Blackburn risked asking the obvious. “I take it Janovic was part of this thing?”
De Mello nodded, then hit a few computer keys and a web page blossomed on his screen,
showing a photo of Carl Janovic in full drag, listed as Carly921. Except for the hint of a five o’clock shadow, he didn’t look half bad. If Blackburn were blind drunk and suicidal, he might mistake him for Carmody.
In a box next to the photograph was a list of Janovic’s likes and dislikes, favorite bands, movies, books. It was all pretty innocuous.
“So what’s this have to do with DickMan229?”
“Take a look.” De Mello scrolled down to a section of the page that read CARLY’S BUNKMATES, which featured several thumbnail photographs. Men in various degrees of undress. He highlighted one of them, a shirtless guy who looked to be in his late twenties. DickMan229.
“If you click here,” De Mello said, wielding the mouse, “you go straight to an instant messaging system — Pillow Chat. I hot-synced the Palm Pilot and downloaded this log to the computer.”
He clicked a tab, changing to another screen. A text log popped up, showing an exchange between Carly921 and DickMan229. Blackburn read it. Or at least tried to.
CARLY921: hey b hru
DICKMAN229: iash
CARLY921: u up for some i&i
DICKMAN229: waw
CARLY921: 2nite spst
DICKMAN229: btwbo
Blackburn scratched his head. “What the fuck is this? Morse code?”

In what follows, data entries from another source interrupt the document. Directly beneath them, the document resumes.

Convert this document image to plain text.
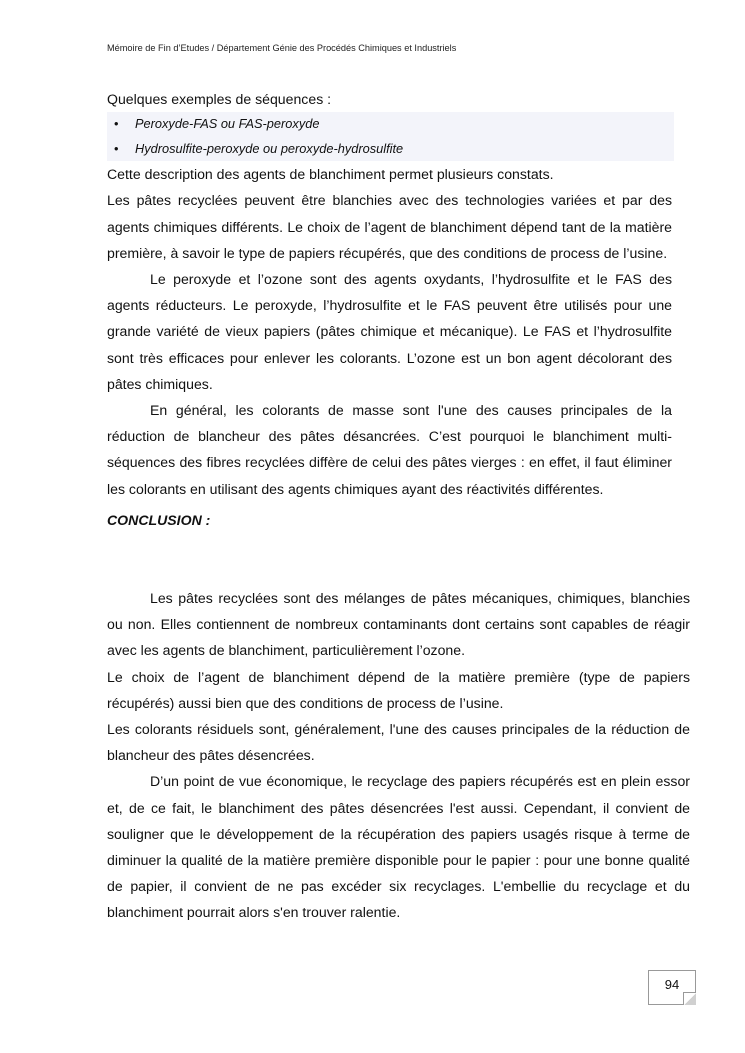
Mémoire de Fin d’Etudes / Département Génie des Procédés Chimiques et Industriels

Quelques exemples de séquences :

• Peroxyde-FAS ou FAS-peroxyde
• Hydrosulfite-peroxyde ou peroxyde-hydrosulfite

Cette description des agents de blanchiment permet plusieurs constats.

Les pâtes recyclées peuvent être blanchies avec des technologies variées et par des agents chimiques différents. Le choix de l’agent de blanchiment dépend tant de la matière première, à savoir le type de papiers récupérés, que des conditions de process de l’usine.

Le peroxyde et l’ozone sont des agents oxydants, l’hydrosulfite et le FAS des agents réducteurs. Le peroxyde, l’hydrosulfite et le FAS peuvent être utilisés pour une grande variété de vieux papiers (pâtes chimique et mécanique). Le FAS et l’hydrosulfite sont très efficaces pour enlever les colorants. L’ozone est un bon agent décolorant des pâtes chimiques.

En général, les colorants de masse sont l'une des causes principales de la réduction de blancheur des pâtes désancrées. C’est pourquoi le blanchiment multi-séquences des fibres recyclées diffère de celui des pâtes vierges : en effet, il faut éliminer les colorants en utilisant des agents chimiques ayant des réactivités différentes.

CONCLUSION :

Les pâtes recyclées sont des mélanges de pâtes mécaniques, chimiques, blanchies ou non. Elles contiennent de nombreux contaminants dont certains sont capables de réagir avec les agents de blanchiment, particulièrement l’ozone.

Le choix de l’agent de blanchiment dépend de la matière première (type de papiers récupérés) aussi bien que des conditions de process de l’usine.

Les colorants résiduels sont, généralement, l'une des causes principales de la réduction de blancheur des pâtes désencrées.

D’un point de vue économique, le recyclage des papiers récupérés est en plein essor et, de ce fait, le blanchiment des pâtes désencrées l'est aussi. Cependant, il convient de souligner que le développement de la récupération des papiers usagés risque à terme de diminuer la qualité de la matière première disponible pour le papier : pour une bonne qualité de papier, il convient de ne pas excéder six recyclages. L'embellie du recyclage et du blanchiment pourrait alors s'en trouver ralentie.

94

De Mello grinned. “Close. It’s chat speak. They’re setting up a date.”
Blackburn was dumbfounded and didn’t bother to hide it.

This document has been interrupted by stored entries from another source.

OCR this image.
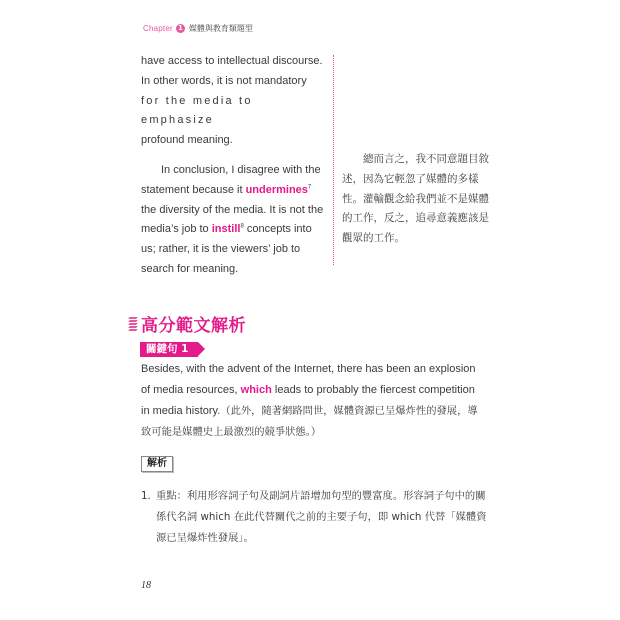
Chapter 1 媒體與教育類題型

have access to intellectual discourse.

In other words, it is not mandatory

for the media to emphasize

profound meaning.

In conclusion, I disagree with the statement because it undermines$^7$ the diversity of the media. It is not the media’s job to instill$^8$ concepts into us; rather, it is the viewers’ job to search for meaning.

總而言之，我不同意題目敘述，因為它輕忽了媒體的多樣性。灌輸觀念給我們並不是媒體的工作，反之，追尋意義應該是觀眾的工作。

高分範文解析
關鍵句 1

Besides, with the advent of the Internet, there has been an explosion of media resources, which leads to probably the fiercest competition in media history.（此外，隨著網路問世，媒體資源已呈爆炸性的發展，導致可能是媒體史上最激烈的競爭狀態。）

解析
1. 重點：利用形容詞子句及副詞片語增加句型的豐富度。形容詞子句中的關係代名詞 which 在此代替關代之前的主要子句，即 which 代替「媒體資源已呈爆炸性發展」。
18
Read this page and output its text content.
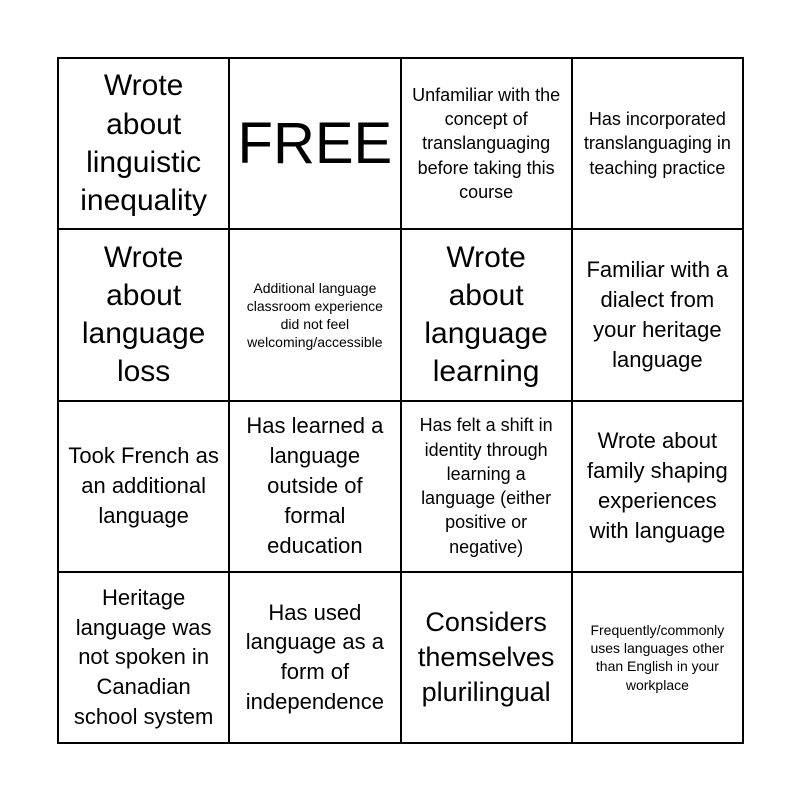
Wrote about linguistic inequality
FREE
Unfamiliar with the concept of translanguaging before taking this course
Has incorporated translanguaging in teaching practice
Wrote about language loss
Additional language classroom experience did not feel welcoming/accessible
Wrote about language learning
Familiar with a dialect from your heritage language
Took French as an additional language
Has learned a language outside of formal education
Has felt a shift in identity through learning a language (either positive or negative)
Wrote about family shaping experiences with language
Heritage language was not spoken in Canadian school system
Has used language as a form of independence
Considers themselves plurilingual
Frequently/commonly uses languages other than English in your workplace
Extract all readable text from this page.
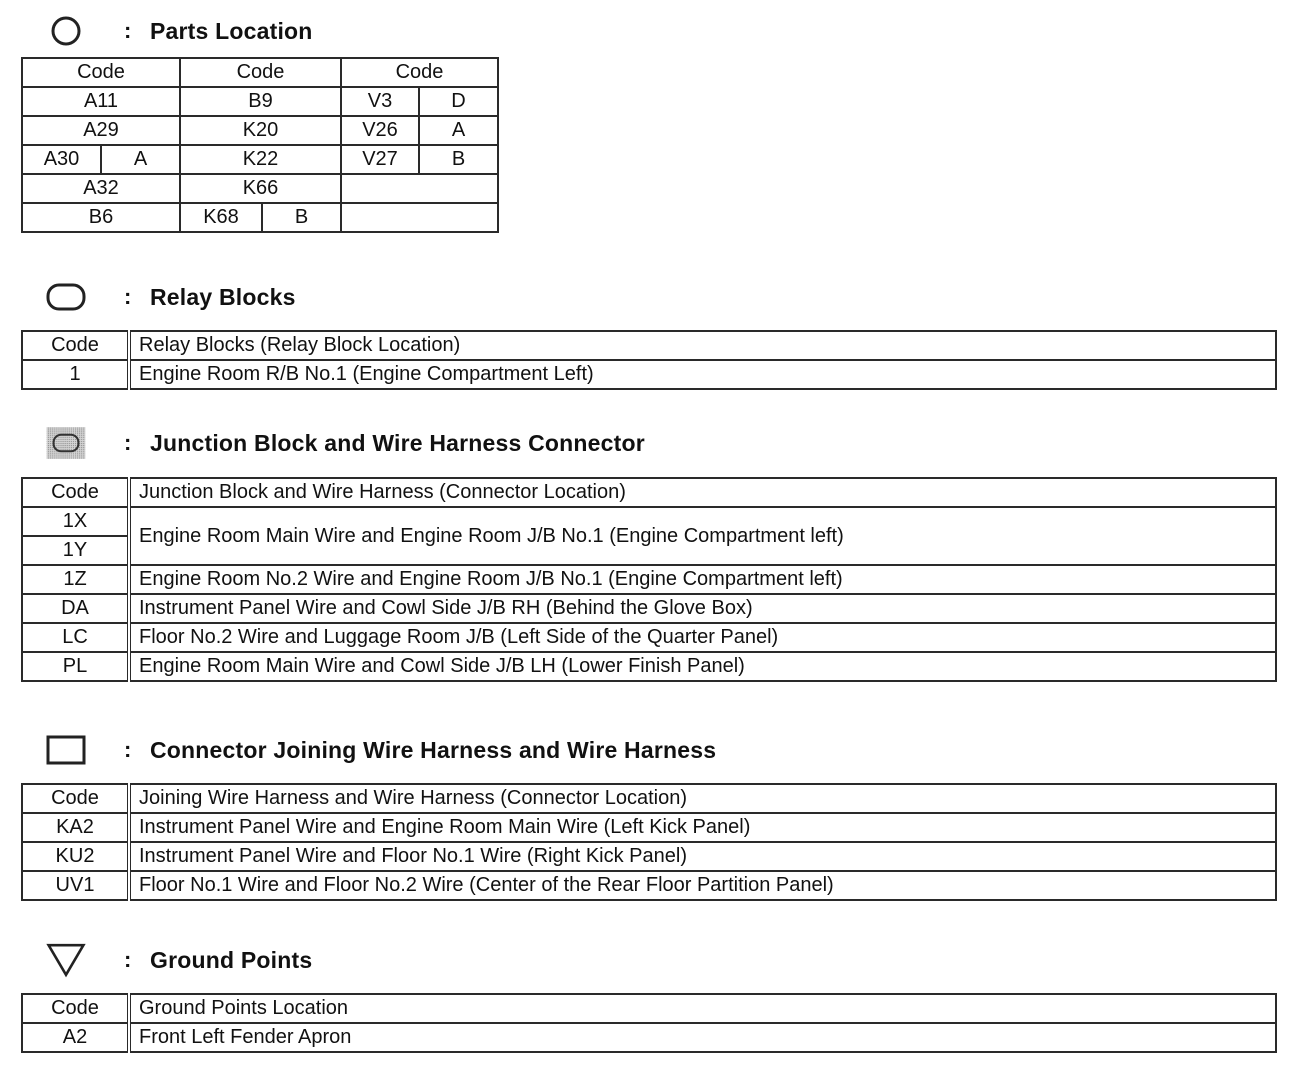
: Parts Location
Code		Code		Code	
A11		B9		V3	D
A29		K20		V26	A
A30	A	K22		V27	B
A32		K66			
B6		K68	B		
: Relay Blocks
Code	Relay Blocks (Relay Block Location)
1	Engine Room R/B No.1 (Engine Compartment Left)
: Junction Block and Wire Harness Connector
Code	Junction Block and Wire Harness (Connector Location)
1X	Engine Room Main Wire and Engine Room J/B No.1 (Engine Compartment left)
1Y	
1Z	Engine Room No.2 Wire and Engine Room J/B No.1 (Engine Compartment left)
DA	Instrument Panel Wire and Cowl Side J/B RH (Behind the Glove Box)
LC	Floor No.2 Wire and Luggage Room J/B (Left Side of the Quarter Panel)
PL	Engine Room Main Wire and Cowl Side J/B LH (Lower Finish Panel)
: Connector Joining Wire Harness and Wire Harness
Code	Joining Wire Harness and Wire Harness (Connector Location)
KA2	Instrument Panel Wire and Engine Room Main Wire (Left Kick Panel)
KU2	Instrument Panel Wire and Floor No.1 Wire (Right Kick Panel)
UV1	Floor No.1 Wire and Floor No.2 Wire (Center of the Rear Floor Partition Panel)
: Ground Points
Code	Ground Points Location
A2	Front Left Fender Apron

“Let me translate,” De Mello said, then pointed to each entry as he spoke:
“Hey, babe. How are you?
“I am so horny.
“You up for some intercourse and inebriation?
“Where and when?
“Tonight. Same place, same time.
“Be there with bells on.”
Blackburn stared at the screen, suddenly regretting that the computer had ever been invented. Hell, that human beings had ever been invented.
“When did all this take place?”
“Three nights ago, around eleven P.M.”
“I assume you’ve already figured out who this DickMan character is?”